Small Language Models are Going to Eat the World.

January 15, 2024

Today, Large Language Models (LLMs) typically require internet access. As prompt-based applications become ubiquitous, there is a high likelihood we slowly begin to see a transition from internet-based models to locally hosted models.

Local models are nothing new. Google product users are often pushed to download local models for Google Maps, Google Translate, and Text2Speech. These models run locally for four primary purposes:

speed
reliability
privacy
cost

Benefits

Speed

Local models have no network latency. They run locally, and instructions and data transfers happen closer to the application layer, resulting in increased performance.

Reliability

Local models are self-reliant. They don't require additional computers to operate and don't rely on 3rd party service providers. They run as stand-alone and won't break if internet connectivity is lost.

Privacy

Private information is processed locally and never shared with another provider. Information passed into these models may contain private or confidential information that an external processor should not process.

Cost

Local models require zero hosting. Models may run frequently, and costs involved in processing data regularly at scale may become unaffordable or may better be absorbed by a local device.

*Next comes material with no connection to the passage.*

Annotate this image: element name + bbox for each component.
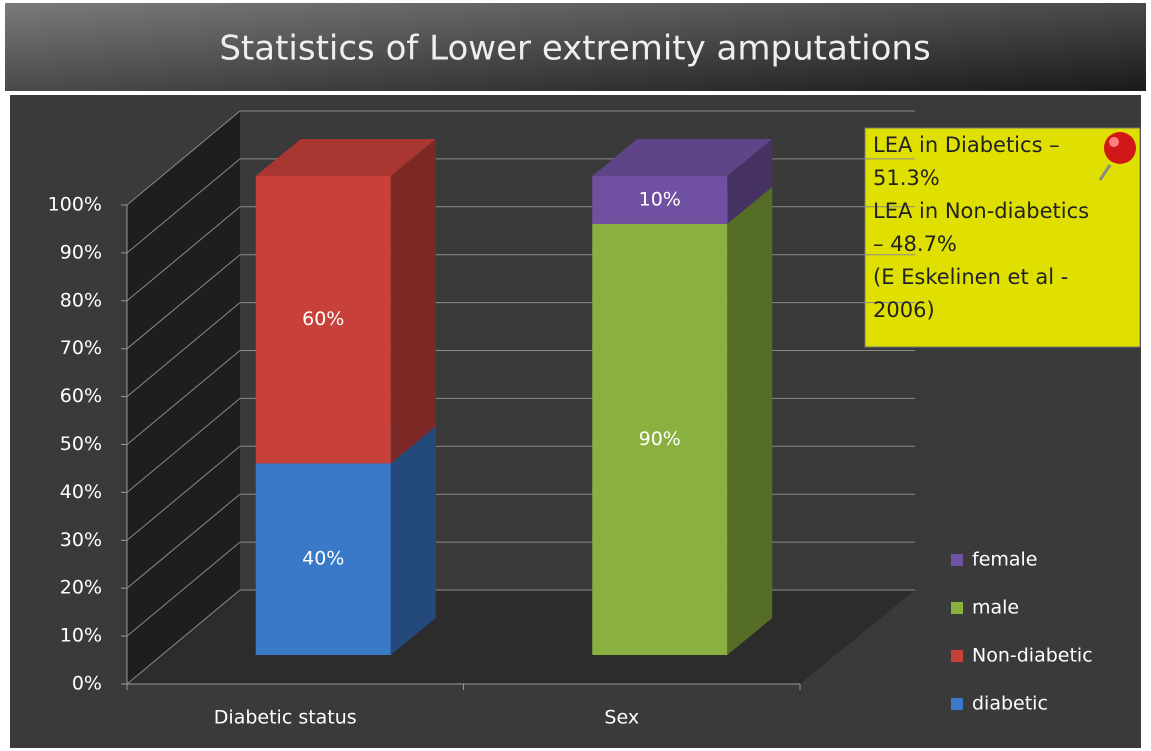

How can we make local models a reality?

Python is the language of choice to run LLMs. However, we know that embedded devices, mobile apps, and web servers often use different languages to run and operate efficiently.

To bridge the gap in SDKs for accessing large language models across various platforms, engineers should consider developing and integrating multi-language libraries and frameworks that are compatible with mobile, embedded, and diverse server environments. Embracing innovation and flexibility in these developments is critical, as large language models represent a new technological frontier rather than merely enhancing existing tools.